Aujourd’hui, nous fêtons les cent ans du PSDTR-PCFR. Il suffit de se rappeler
les problèmes discutés lors du 2e congrès et de les comparer aux positions de
notre Parti pour comprendre clairement qui est l’héritier de la tradition
social-démocrate léniniste de Russie.
C’est nous qui réclamons la défense des droits des salariés, une vraie politique
sociale, une politique de revenus et l’augmentation du niveau de vie des
citoyens. C’est bien nous qui exigeons la nationalisation des secteurs-clés de
notre économie. Sans cela, aucun projet et aucun programme, si merveilleux
soient-ils, ne pourront se réaliser. Si le budget est misérable, on ne peut par
définition rien attendre de bien, même si l’on essaye de le répartir autrement.
C’est bien nous qui sommes contre la vente des forêts et des espaces agricoles.

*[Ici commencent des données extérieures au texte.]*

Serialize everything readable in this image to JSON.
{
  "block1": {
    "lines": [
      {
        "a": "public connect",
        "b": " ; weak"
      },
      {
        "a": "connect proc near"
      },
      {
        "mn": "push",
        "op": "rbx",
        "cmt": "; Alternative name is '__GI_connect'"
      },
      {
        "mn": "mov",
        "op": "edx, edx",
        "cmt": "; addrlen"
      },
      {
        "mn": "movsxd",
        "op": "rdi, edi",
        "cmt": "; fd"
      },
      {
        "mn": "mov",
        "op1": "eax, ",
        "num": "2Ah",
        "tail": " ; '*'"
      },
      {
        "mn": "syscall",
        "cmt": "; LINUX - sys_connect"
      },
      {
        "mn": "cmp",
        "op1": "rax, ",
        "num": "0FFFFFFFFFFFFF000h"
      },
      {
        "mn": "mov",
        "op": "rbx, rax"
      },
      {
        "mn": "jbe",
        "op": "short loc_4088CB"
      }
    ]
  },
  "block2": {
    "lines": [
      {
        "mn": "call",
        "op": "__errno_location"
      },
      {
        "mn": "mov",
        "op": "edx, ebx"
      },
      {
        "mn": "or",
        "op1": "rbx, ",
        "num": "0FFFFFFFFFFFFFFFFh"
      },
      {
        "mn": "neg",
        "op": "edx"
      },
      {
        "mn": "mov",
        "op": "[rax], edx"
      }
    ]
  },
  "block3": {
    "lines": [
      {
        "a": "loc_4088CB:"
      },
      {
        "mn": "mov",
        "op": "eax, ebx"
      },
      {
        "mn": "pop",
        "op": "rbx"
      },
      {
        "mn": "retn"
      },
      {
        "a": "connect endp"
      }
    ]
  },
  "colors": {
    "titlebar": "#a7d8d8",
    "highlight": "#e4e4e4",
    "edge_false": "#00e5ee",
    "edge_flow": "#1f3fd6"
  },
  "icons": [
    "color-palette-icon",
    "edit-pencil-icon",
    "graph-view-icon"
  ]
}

Nous luttons contre le pillage des logements. Nous défendons les intérêts
fondamentaux des couches les plus pauvres de la société russe, qui constituent
80 % de la population. Nous soulevons la question de l’enseignement et de la
médecine gratuite, de la journée de travail de 8 heures, des congés payés. Ce
sont les positions de principe de la social-démocratie classique. Et dans la
Russie actuelle, personne mis à part le PCFR ne défend ces positions en tant que
système de valeurs. C’est le programme minimum du PSDTR-PCFR pour le XXIe
siècle.
La social-démocratisation entraînerait une autre conséquence, un danger de perte
d’indépendance pour la Russie. D’abord, vous vous faites appeler
social-démocrate et vous prêtez serment à l’Internationale socialiste. Puis,
vous renoncez à votre souveraineté et vous adoptez le système de valeurs
occidental. Ensuite, vous exécuterez les directives des organisations
internationales, c’est-à-dire occidentales. Ce parcours est bien connu. Nous
nous rappelons très bien comment les gouvernements sociaux-démocrates de France,
d’Allemagne, de Grande-Bretagne ont bombardé la Yougoslavie, avec leur « grand
frère », les états-Unis. Non, la soi-disant solidarité atlantique n’est pas
notre choix. Nous défendons le principe d’une politique extérieure indépendante.
Nous n’avons pas besoin d’un diktat de l’extérieur.
Le PCFR, tout comme le PSDTR depuis son 2e congrès, a toujours apporté, apporte
et apportera dans les masses travailleuses la conscience socialiste. En plus, il
y joint la conscience patriotique, anti-mondialiste, anti-impérialiste et de
libération nationale.
C’est pour cela que nous ne voyons aucune raison de changer le nom de notre
Parti. Le PCFR actuel est imprégné du meilleur du mouvement communiste, de
l’expérience des sociaux-démocrates, des socialistes et des mouvements de
libération nationale.
Notre parti a avancé et avancera sur sa propre voie. La « niche »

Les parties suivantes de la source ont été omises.